Na lateral, penetramos pelas infinitas galerias comerciais GUM. “Noutros tempos, todos os soviéticos sonhavam vir aqui às compras”, diz Elena. Agora talvez todos os russos também sonhem, mas as “galerias do povo” são agora galerias de todas as Prada e Vuitton deste mundo. Lá centro cintila dinheiro. Chocam-se os tempos, chocam-se os poderes. Estar na Praça Vermelha e olhar em redor explica-nos muita coisa do poder: Igreja, Estado, Dinheiro. Entre tantos santos, o poder encontra-se com a memória no túmulo de um outro “santo”, uma espécie de pirâmide a vermelho-sangue e negro-luto: é o Mausoléu de Lenine, onde temos direito a alguns segundos em redor do corpo mumificado do líder da Revolução, no seu eterno e silencioso descanso apenas perturbado, claro, pelos turistas. Logo atrás, à muralha do Kremlin, fica um panteão de figuras dos tempos soviéticos, incluindo Estaline, relegado pela História a singelo túmulo e busto. Com os olhos no passado e no presente, fica-nos a questão: que fará a História com os líderes actuais?

Nem de propósito, vamos à casa do Presidente, figura tão popular e controversa como o serão os souvenirs com o seu rosto (t-shirts, canecas, ímanes, é escolher). Entramos pelo Kremlin, que, lembre-se, não é apenas sinónimo da presidência russa: kremlin vem de fortaleza (cada velha cidade russa tem o seu) e é onde a cidade começou no século XII — são 250 mil m2 entre muralhas de 20 metros de altura). Não veremos o Presidente mas espiamos a casa presidencial, o Grande Palácio do Kremlin, bem cercada por agentes que não nos deixam pôr pé em falso e sair do caminho. “Depressa, depressa”, gritam, com o ar mais maldisposto que vimos em toda a viagem.

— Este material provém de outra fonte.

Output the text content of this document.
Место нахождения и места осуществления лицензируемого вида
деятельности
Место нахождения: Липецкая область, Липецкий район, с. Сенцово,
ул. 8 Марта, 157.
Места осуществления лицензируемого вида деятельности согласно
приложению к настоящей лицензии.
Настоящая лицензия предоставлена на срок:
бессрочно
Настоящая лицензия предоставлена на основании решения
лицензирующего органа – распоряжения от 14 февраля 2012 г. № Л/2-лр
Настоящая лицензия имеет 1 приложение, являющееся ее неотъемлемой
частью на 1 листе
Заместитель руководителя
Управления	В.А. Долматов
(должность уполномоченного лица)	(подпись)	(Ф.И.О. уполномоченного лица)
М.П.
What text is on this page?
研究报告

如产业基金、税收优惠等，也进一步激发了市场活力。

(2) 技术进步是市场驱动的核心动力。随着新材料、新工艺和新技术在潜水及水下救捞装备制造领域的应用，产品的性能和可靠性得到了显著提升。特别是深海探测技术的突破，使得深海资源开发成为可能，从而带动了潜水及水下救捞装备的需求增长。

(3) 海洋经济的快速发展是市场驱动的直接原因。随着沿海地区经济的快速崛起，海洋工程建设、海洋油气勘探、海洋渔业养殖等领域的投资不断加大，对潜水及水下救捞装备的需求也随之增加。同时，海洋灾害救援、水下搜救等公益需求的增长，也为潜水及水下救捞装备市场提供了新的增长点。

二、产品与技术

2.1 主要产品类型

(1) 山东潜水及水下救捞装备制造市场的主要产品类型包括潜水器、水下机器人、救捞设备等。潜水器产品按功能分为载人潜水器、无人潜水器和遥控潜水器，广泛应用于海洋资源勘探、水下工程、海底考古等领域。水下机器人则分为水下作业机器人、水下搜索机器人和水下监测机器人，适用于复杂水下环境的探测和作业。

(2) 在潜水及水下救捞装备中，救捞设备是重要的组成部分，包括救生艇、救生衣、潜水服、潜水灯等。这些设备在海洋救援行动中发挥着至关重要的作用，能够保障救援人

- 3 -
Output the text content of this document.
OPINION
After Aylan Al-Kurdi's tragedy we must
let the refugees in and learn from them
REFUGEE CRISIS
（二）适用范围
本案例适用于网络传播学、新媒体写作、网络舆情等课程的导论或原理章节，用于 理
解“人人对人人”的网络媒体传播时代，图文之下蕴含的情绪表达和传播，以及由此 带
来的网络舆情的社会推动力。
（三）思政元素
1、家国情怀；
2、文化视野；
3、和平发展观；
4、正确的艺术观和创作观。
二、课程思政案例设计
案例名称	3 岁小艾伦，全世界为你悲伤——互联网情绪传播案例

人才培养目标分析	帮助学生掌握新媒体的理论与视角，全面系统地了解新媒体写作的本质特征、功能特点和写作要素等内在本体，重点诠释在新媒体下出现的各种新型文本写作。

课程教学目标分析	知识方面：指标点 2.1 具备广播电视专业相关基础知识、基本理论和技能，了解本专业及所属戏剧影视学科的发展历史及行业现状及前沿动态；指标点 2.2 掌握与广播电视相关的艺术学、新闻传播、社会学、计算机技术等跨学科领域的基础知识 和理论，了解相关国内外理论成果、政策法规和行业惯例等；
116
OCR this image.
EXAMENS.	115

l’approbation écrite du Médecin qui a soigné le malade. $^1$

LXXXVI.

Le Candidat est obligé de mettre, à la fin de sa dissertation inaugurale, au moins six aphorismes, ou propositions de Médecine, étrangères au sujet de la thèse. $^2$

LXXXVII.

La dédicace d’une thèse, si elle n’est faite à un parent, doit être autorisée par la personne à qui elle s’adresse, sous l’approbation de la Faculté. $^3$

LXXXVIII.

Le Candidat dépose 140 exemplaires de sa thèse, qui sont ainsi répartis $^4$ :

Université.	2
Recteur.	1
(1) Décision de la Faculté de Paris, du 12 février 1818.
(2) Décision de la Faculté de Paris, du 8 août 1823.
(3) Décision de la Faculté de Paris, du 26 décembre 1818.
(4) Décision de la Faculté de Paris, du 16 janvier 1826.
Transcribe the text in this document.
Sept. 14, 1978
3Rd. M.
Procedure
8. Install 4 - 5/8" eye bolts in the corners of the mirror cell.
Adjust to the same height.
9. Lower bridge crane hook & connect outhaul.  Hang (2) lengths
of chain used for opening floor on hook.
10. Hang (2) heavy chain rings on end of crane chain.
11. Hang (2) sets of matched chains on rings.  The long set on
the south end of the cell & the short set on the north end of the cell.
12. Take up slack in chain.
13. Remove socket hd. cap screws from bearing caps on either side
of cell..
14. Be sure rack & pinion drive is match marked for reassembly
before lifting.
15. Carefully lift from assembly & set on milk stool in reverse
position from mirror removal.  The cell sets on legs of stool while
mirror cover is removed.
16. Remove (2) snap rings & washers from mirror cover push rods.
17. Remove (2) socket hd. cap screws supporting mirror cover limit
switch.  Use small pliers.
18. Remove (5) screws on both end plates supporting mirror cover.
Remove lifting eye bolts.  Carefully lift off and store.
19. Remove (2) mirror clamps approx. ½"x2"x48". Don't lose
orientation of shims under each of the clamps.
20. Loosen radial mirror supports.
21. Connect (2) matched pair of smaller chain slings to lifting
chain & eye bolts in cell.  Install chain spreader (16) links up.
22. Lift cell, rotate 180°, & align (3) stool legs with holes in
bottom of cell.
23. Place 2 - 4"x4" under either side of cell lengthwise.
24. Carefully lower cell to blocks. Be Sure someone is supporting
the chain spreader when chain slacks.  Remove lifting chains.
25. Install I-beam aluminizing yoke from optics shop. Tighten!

Tirando isso, o Kremlin é uma paz que sobreviveu a tudo, se bem que agora, quase a baterem as cinco da tarde, parece tremer por duas multidões inversas: a dos turistas e a dos muitos trabalhadores que estarão a terminar a jornada — e não deixa de ser marcante ver o Kremlin cheio de operários…

Dentro das muralhas (sendo o complexo de acesso pago), é passear pés e olhos pela dúzia de catedrais e palácios, incluindo os do Patriarca, o líder ortodoxo, um museu das artes, e os do Estado, que recebe espectáculos, ou o Terem, com as suas 11 cúpulas e o Arsenal, museu das riquezas czares. Da Catedral da Assunção — cuja magnitude advém do século XIV, luxo policromático e dourado onde o poder era coroado e os patriarcas da igreja eram enterrados — à Catedral da Anunciação ou do Arcanjo, onde até os olhos se levantam perante a tumba levitada de Dmitri, o filho assassinado de Ivan o Terrível — cujo túmulo também está aqui mas não se pode ver —, considerado anjo e por isso não enterrado sob a terra. Por todas, uma miríade de frescos e ícones. E que dizer de colossos tão singulares quanto o maior sino do mundo (quebrado por sinal) ou o maior canhão do mundo? Não diga nada e faça como toda a gente, faça-se a foto (até, prova provada, este vosso escriba tirou uma foto acompanhado por dois agentes de segurança do Kremlin, mais ou menos satisfeitos com a ideia…).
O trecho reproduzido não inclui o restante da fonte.